My question is about how to interpret 'arbitrary customer' in the following scenario (see question 2. listed below):
"At a single server service station two types of arrivals occur. According to a Poisson process individual customers arrive at the station with a rate of 5 customers per hour. Next to that, according to a Poisson process groups of two customers arrive at the station with a rate of 3 groups per hour. It takes an exponentially distributed time with a mean of 225 seconds to serve one single customer.

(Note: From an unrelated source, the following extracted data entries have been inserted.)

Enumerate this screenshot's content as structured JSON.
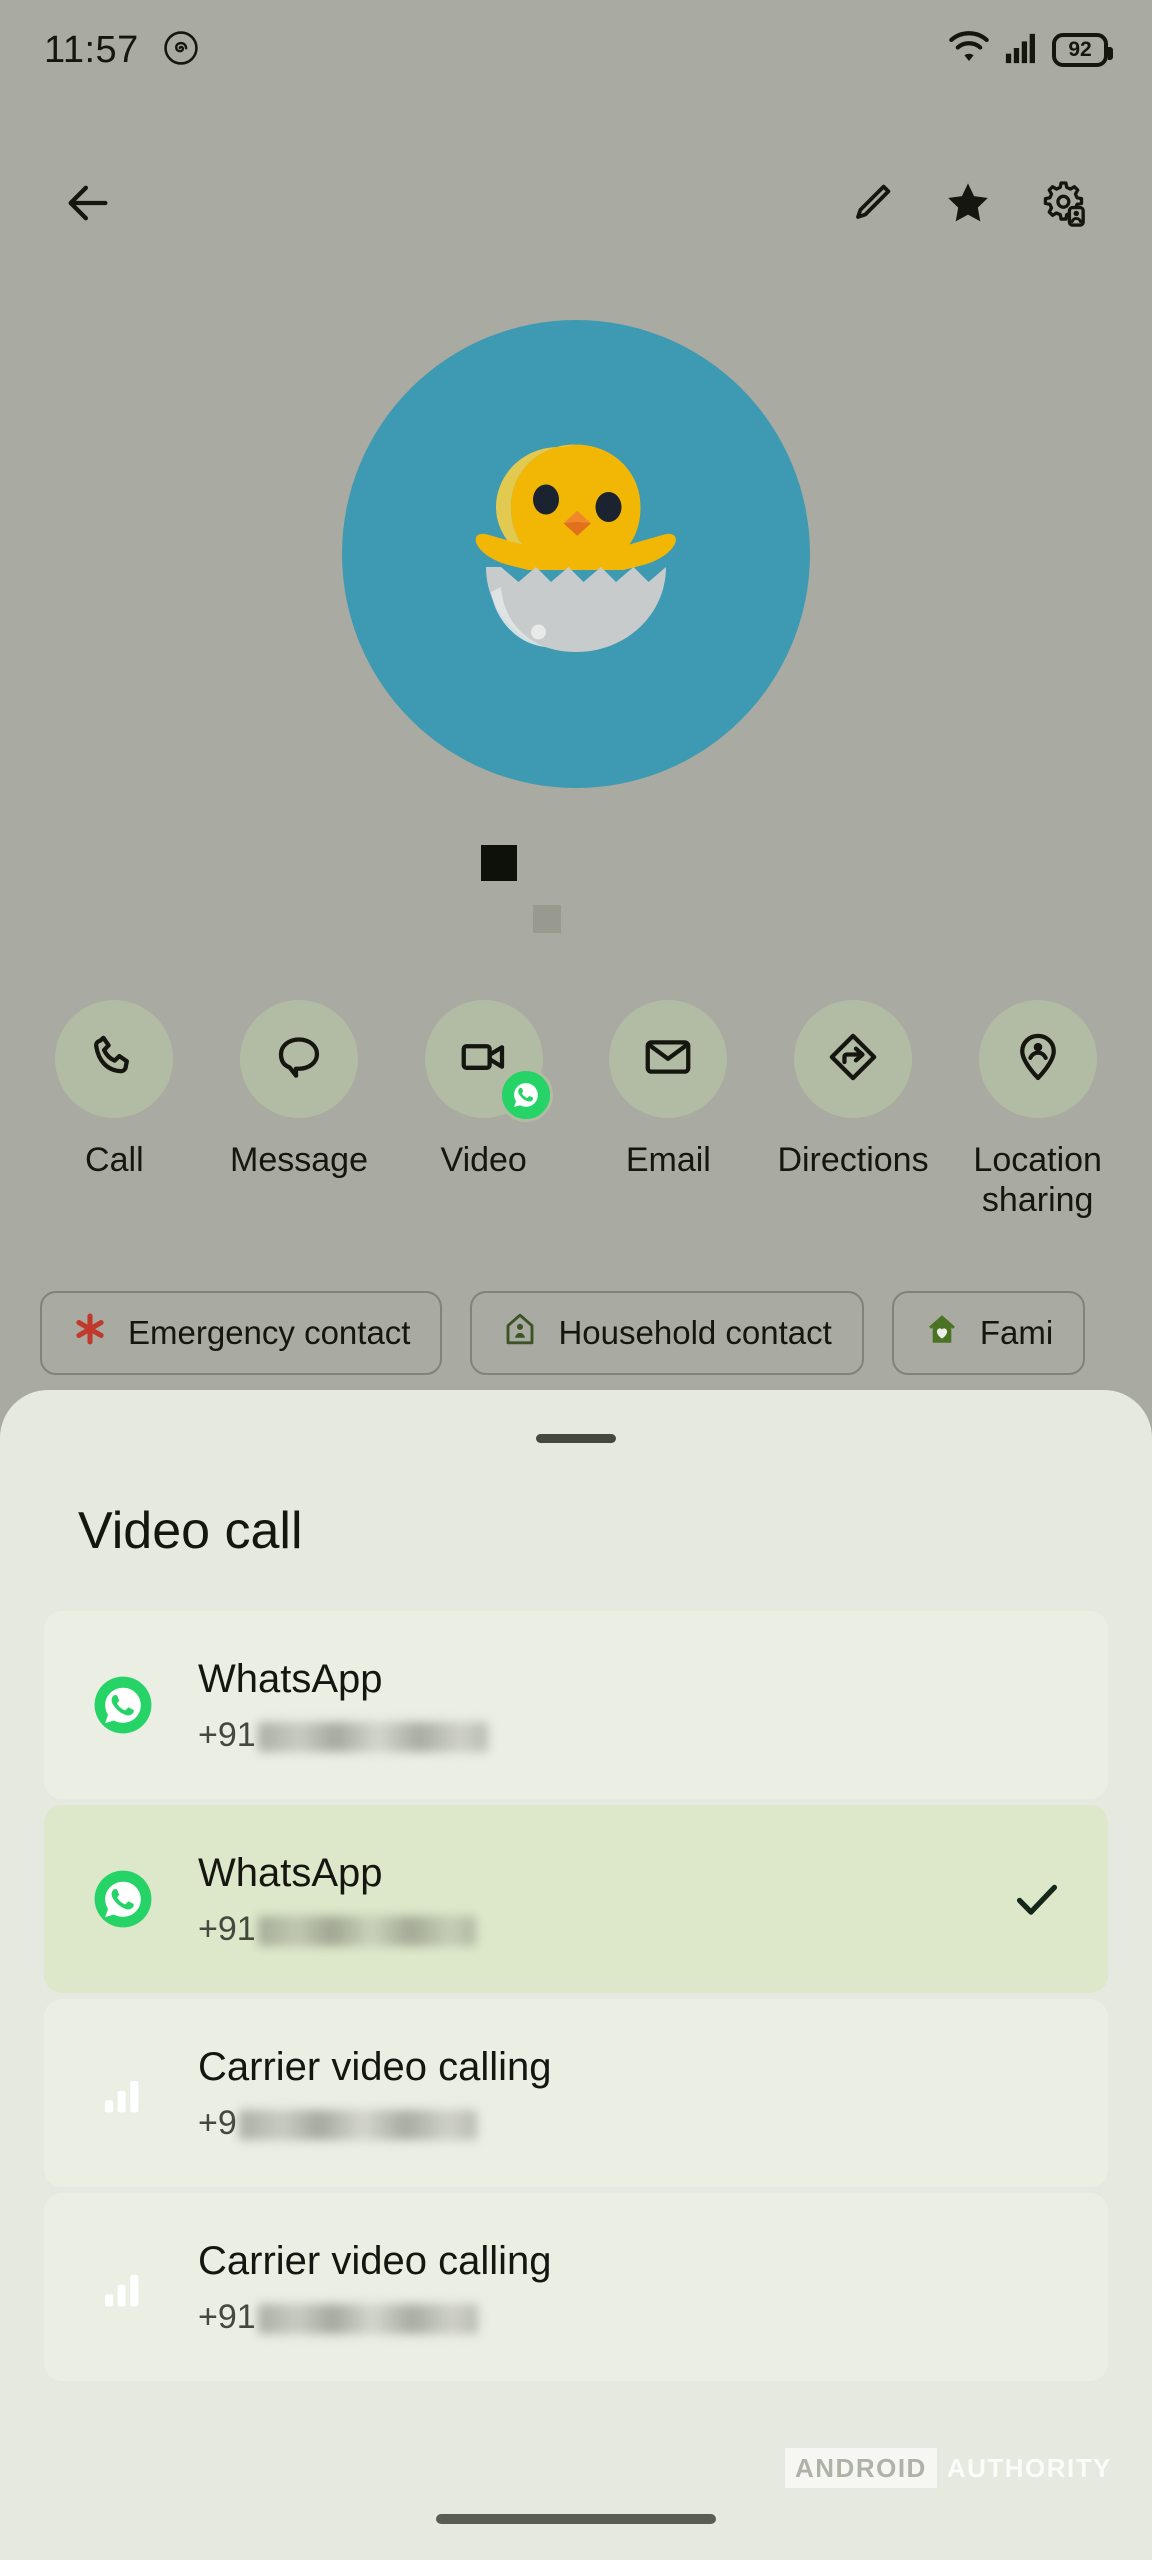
{
  "status_bar": {
    "time": "11:57",
    "notification_icon": "threads-icon",
    "wifi_icon": "wifi-icon",
    "signal_icon": "cellular-signal-icon",
    "battery_level": "92"
  },
  "app_bar": {
    "back_icon": "back-arrow-icon",
    "edit_icon": "pencil-edit-icon",
    "favorite_icon": "star-filled-icon",
    "settings_icon": "contact-settings-icon"
  },
  "contact": {
    "avatar_icon": "hatching-chick-emoji-avatar",
    "avatar_background": "#3E9AB2",
    "name_redacted": true
  },
  "quick_actions": [
    {
      "label": "Call",
      "icon": "phone-icon",
      "badge": null
    },
    {
      "label": "Message",
      "icon": "chat-bubble-icon",
      "badge": null
    },
    {
      "label": "Video",
      "icon": "video-camera-icon",
      "badge": "whatsapp-badge-icon"
    },
    {
      "label": "Email",
      "icon": "envelope-icon",
      "badge": null
    },
    {
      "label": "Directions",
      "icon": "directions-diamond-icon",
      "badge": null
    },
    {
      "label": "Location sharing",
      "icon": "location-pin-person-icon",
      "badge": null
    }
  ],
  "chips": [
    {
      "label": "Emergency contact",
      "icon": "star-of-life-icon",
      "icon_color": "#C0392B"
    },
    {
      "label": "Household contact",
      "icon": "household-house-icon",
      "icon_color": "#3C5227"
    },
    {
      "label": "Fami",
      "icon": "family-house-heart-icon",
      "icon_color": "#4A7323"
    }
  ],
  "sheet": {
    "title": "Video call",
    "handle": "drag-handle",
    "options": [
      {
        "title": "WhatsApp",
        "number_prefix": "+91",
        "number_redacted": true,
        "icon": "whatsapp-icon",
        "selected": false
      },
      {
        "title": "WhatsApp",
        "number_prefix": "+91",
        "number_redacted": true,
        "icon": "whatsapp-icon",
        "selected": true
      },
      {
        "title": "Carrier video calling",
        "number_prefix": "+9",
        "number_redacted": true,
        "icon": "signal-bars-icon",
        "selected": false
      },
      {
        "title": "Carrier video calling",
        "number_prefix": "+91",
        "number_redacted": true,
        "icon": "signal-bars-icon",
        "selected": false
      }
    ],
    "check_icon": "checkmark-icon"
  },
  "watermark": {
    "part1": "ANDROID",
    "part2": "AUTHORITY"
  },
  "nav_bar": {
    "gesture_pill": "home-gesture-pill"
  },
  "colors": {
    "background": "#A9AAA1",
    "sheet_background": "#E6E9DF",
    "row_background": "#EBEEE3",
    "row_selected_background": "#DCE8C9",
    "whatsapp_green": "#25D366",
    "accent_dark": "#14160F"
  }
}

Customers are served in order of arrival.
- Determine the distribution of the number of customers in the system.
- What is the mean sojourn time of an arbitrary customer?
- What is the mean sojourn time of a customer who arrived in a group of two customers and who is served after the other customer arriving at the same time?"
So, to me, there are two possible interpretations for this: from (1.), we know the distribution, so we can calculate $E[L]$, the average number of customers in the system and apply Little's formula to obtain $E[S]$, the mean sojourn time (in this case, we have $E[L] = 11\cdot E[S]$, as we have on average 11 customer arrivals in one hour).
However, I felt pretty unsatisfied with this, as the 'arbitrary customer' could be the unlucky one and arrive as the second in a group, in which case, we could calculate $E(S)$ by splitting it up in the three possible arrival possibilities of a customer, where we would answer (3.) at the same time: \begin{align*} E[S] &= E[S\mid\text{arriving customer not in group}] \cdot P(\text{arriving customer not in group})\\ &\quad+ E[S\mid\text{arriving customer first in group}] \cdot P(\text{arriving customer first in group})\\ &\quad+ E[S\mid\text{arriving customer second in group}] \cdot P(\text{arriving customer second in group}). \end{align*}
My gut feeling tells me the first possibility is the right one, as it would be stupid to ask question (3.) after (2.), but it seems a little crazy not to talk about the position the customer arrives when we talk about the mean sojourn time of an arbitrary customer.
Hope you can help me with this!